There will also be a fleet of vintage tugboats, including
Iannucci's own 1955 Army tug, the Gowanus Bay, and all of
Steve Trueman's North River Tugboat Museum vessels, which
include the 1886 tug Susan Elizabeth; the 1896 tug Catawissa
(Iannucci likes to call it the Catawumpus); the 1930 tug
K Whittelsey; the 1957 tug Frances Turecamo; the 1938 tug
Chancellor; a 1916 floating dry dock; and a 1930 Pennsylvania
Railroad barge (recently employed in a History Channel film
shoot about the Pinkerton uprising). "We also have
a vintage Chris Craft sea skiff from 1957," said Iannucci.
"Another thing that we're doing is teaching wooden
boat repair and wooden boat building," he added, referring
to Mark Dupre and Wayne Bartow's Rondout Community Boatbuilding
and Restoration Shop for area youth. "And that's already
started.

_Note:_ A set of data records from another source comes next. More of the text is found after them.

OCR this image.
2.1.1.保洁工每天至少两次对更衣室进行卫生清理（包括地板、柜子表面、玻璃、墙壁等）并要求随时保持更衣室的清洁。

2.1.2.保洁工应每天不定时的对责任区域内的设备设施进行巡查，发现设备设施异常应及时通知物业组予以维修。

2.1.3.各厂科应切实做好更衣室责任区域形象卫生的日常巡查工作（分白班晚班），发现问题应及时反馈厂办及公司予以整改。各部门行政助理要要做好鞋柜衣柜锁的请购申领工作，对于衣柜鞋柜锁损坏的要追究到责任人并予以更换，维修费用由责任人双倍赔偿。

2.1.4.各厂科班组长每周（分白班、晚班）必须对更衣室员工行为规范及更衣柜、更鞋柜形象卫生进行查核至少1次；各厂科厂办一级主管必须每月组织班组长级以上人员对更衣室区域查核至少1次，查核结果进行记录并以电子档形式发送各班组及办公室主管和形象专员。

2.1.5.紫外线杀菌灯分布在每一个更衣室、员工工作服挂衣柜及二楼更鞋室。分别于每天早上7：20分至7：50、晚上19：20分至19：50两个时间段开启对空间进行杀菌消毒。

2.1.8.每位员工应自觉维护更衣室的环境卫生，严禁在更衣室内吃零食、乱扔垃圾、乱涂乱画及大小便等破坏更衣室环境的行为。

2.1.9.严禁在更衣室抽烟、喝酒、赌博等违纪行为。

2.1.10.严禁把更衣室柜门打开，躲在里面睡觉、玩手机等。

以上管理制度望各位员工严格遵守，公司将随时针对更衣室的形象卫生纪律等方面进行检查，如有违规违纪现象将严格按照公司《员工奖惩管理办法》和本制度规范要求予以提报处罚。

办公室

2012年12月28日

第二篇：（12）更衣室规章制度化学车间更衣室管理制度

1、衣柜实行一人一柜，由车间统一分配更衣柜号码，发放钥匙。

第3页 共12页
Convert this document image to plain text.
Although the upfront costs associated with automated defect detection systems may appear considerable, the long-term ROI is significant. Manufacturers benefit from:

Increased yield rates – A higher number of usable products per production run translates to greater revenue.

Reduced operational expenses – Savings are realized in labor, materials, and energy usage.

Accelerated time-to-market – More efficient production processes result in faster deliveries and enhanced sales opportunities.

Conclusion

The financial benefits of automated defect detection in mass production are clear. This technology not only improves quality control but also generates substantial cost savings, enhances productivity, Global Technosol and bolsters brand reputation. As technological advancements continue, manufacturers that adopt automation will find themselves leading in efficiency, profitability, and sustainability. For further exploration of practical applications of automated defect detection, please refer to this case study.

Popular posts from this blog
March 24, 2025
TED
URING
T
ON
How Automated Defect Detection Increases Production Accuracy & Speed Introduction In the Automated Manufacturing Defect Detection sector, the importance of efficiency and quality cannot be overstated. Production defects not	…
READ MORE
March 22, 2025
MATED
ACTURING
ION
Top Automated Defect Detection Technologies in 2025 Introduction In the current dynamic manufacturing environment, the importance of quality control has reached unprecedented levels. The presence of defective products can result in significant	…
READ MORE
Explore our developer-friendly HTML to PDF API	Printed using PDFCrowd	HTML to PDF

Those classes are being taught in the Cornell Building
now.
"And of course there's the Cornell Building itself,
which is an extremely historic building," said Iannucci.
"We intend to put in a very significant vintage boat
restoration facility - huge - where we get funding from
the state and where we give apprentice programs to Sea Scouts
from all over New York. Because most of the Sea Scout troops
don't have any boats. And we're going to do that in such
a way that the public can actually watch the restoration
going on. We're also being approached by a number of different
people who want to donate artifacts and various exhibits
to the museum."
Planning of the Kingston Maritime and Transport Museum has
been going on for more than a year, according to Iannucci,
and with or without the Maritime Museum's participation,
is going forward. "In a few months, or maybe less,
we're going to start the renovation on the Cornell Building,"
he said.
As for other plans along the waterfront, Iannucci gave some
intriguing highlights. "We're trying to do the right
thing here. Our plans include a lot of open space and a
lot of public access to the waterfront and a public walkway
along the waterfront. And the streets that now end at East
Strand, we're going to continue them up to the water. You've
got Abruyn and four or five other streets there. There will
be some buildings along the water, but they're going to
be interrupted by open space.
"We have the best interests of Kingston at heart,"
said Iannucci. "We'd like to distinguish ourselves
from other developers, in that our primary objective is
not to see how many condos we can stuff into a given space.
On the East Strand, our primary emphasis is going to be
on historic maritime and a marina. If we put any housing
on the East Strand, it's not going to be very much. We think
the guys who are doing Sailor's Cove and The Landing are
putting in more than enough housing for everybody."
Speaking of Sailor's Cove, Iannucci said he has been approached
by brokers to buy out 771 Polaris Liability Ltd. of Ohio,
which is set to begin the approval process for construction
of 369 housing units, a 45,000-square-foot commercial building
and 9,000 square feet of office space. "To be honest
with you, I'm not really interested," said Iannucci.
"I would prefer to spend my energies on historic maritime
because it's a lot of fun. We are going to do residences
at Island Dock, but they're going to be in conjunction with
waterfront slips, and there will be an emphasis on wooden
boats and things like that. Just the idea of a housing complex
with no other hook to it is not something that I find particularly
interesting.
"It has to be fun," concluded the developer. "My
involvement here is based on the fact that these are fun
projects, and they should be fun for the people of Kingston
as well as for me. We hope to be able to provide jobs, to
provide recreation and to make it a destination for people
to have a reason to come to Kingston year-round."